Tal como os demiurgos que fabricaram os animais, mas também

garantiram a continuidade dos humanos kaingang, os atuais Kaingang seguem

produzindo, à imagem daqueles, seres humanos e não-humanos, que são

pintados e inseridos no mundo dividido pelas metades complementares kamẽ

e kanhru-kré. É assim com as pessoas e é assim com os objetos, que em

determinados aspectos, se assemelham às pessoas. Sobre o pertencimento dos

objetos às metades cosmológicas, Baptista da Silva (2001) indica que há pelo

menos duas formas de classificação: uma diz respeito à morfologia dos

objetos, outra aos grafismos, quando estes são empregados.

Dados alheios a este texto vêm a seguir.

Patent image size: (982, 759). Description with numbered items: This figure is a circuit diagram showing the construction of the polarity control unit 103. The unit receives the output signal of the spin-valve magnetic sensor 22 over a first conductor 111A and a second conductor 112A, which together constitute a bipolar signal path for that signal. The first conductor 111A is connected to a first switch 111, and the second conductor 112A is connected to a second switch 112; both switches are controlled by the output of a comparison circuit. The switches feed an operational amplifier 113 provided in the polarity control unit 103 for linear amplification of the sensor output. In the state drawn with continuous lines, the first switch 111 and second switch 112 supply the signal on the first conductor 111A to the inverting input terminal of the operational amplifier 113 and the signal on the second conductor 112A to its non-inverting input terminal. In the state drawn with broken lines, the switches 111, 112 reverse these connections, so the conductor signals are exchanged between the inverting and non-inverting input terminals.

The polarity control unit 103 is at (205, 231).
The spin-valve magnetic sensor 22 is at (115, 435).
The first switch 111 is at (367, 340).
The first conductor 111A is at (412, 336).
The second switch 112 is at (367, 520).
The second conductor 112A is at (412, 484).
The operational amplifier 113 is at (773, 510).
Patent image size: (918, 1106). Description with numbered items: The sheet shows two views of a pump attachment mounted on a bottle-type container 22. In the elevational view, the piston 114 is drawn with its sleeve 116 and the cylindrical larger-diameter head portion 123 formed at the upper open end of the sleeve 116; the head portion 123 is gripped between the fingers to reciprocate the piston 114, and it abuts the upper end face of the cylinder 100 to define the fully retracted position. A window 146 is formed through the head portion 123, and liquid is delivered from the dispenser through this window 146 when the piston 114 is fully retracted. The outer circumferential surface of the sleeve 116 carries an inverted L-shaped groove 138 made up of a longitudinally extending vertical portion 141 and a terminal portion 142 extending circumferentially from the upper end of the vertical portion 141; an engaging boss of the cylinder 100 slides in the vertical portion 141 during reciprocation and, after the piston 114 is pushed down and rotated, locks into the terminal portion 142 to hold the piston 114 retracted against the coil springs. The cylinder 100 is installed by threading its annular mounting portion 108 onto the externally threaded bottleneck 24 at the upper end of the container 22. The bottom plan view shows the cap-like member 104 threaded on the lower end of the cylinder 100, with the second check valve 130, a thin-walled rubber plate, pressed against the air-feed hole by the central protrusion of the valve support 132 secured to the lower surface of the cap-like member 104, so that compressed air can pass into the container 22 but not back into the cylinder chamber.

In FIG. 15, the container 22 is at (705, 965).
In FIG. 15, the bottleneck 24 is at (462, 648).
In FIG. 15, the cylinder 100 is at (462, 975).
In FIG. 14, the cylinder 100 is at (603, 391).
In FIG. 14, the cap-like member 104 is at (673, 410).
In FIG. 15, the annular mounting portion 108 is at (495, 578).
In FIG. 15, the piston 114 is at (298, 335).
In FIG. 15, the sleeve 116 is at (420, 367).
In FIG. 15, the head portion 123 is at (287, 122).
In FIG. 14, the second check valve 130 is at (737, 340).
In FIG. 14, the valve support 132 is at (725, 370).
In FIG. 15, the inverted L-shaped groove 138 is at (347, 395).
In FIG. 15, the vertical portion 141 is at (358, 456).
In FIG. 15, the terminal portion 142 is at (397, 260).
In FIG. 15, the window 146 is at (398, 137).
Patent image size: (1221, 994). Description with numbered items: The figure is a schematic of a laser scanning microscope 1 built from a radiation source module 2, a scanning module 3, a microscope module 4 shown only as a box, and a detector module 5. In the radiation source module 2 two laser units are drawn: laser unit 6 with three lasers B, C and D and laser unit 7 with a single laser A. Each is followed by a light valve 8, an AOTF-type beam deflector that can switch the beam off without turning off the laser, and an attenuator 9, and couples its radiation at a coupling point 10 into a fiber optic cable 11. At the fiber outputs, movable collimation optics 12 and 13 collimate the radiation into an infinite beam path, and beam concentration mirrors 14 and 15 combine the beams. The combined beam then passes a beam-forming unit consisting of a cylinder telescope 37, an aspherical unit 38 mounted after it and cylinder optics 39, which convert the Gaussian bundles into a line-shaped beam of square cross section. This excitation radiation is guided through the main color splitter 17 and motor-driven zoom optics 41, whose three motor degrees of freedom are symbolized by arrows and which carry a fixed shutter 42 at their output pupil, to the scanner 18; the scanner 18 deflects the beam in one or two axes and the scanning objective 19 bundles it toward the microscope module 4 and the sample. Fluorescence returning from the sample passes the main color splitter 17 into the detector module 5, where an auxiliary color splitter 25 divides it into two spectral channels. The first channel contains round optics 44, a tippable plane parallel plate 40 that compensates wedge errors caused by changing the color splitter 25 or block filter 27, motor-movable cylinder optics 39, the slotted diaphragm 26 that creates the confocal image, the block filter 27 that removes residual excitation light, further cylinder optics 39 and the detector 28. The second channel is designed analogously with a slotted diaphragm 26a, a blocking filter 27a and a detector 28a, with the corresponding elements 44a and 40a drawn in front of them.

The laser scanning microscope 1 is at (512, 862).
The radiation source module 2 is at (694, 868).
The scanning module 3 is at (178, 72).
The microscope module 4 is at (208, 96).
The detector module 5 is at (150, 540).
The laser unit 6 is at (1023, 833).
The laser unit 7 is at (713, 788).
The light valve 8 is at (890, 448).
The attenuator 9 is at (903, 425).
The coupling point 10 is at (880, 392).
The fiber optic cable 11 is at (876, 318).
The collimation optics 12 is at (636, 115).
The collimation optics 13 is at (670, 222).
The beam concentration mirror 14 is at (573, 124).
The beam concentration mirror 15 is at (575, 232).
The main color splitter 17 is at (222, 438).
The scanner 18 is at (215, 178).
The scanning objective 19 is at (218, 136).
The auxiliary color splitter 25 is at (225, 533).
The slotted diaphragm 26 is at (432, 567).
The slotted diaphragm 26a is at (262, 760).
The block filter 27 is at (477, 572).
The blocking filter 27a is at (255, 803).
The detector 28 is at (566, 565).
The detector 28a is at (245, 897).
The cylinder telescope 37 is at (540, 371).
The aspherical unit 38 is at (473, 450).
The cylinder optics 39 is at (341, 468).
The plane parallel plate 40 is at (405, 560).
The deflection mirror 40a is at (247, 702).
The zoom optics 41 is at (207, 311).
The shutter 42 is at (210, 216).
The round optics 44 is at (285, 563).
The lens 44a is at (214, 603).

A classificação morfológica tem sido utilizada para orientar o

pertencimento dos objetos confeccionados em cipó pelos Kaingang, visto que

nestes os grafismos empregados nos objetos confeccionados em taquara não

são utilizados. Conforme tratado anteriormente, Baptista da Silva (2001:169)

indica três classificações no que concerne às formas dos cestos: kre ror

(cestos redondos, ou baixos), kre téj (cestos compridos ou altos) e kre kõpó

(cesto quadrado). Além de definir o pertencimento dos objetos nas metades

cosmológicas a partir da morfologia, os objetos, suas formas, mas também os

corpos humanos são imprescindíveis à existência dos grafismos e desenhos

ameríndios. Conforme expõe Lagrou para os Kaxinawa:

Do mesmo modo que não existe pele que não cubra um corpo, o desenho sem um suporte não faz sentido na estética ameríndia. Observamos, deste modo, que o que se passa com os desenhos, ocorre, também, com o conhecimento em geral: como o desenho, o conhecimento necessita de um corpo e de um contexto próprio como suporte e razão de ser. E é o suporte, além do grafismo em si, que transporta a propriedade do desenho. (Lagrou, 2007:151,152).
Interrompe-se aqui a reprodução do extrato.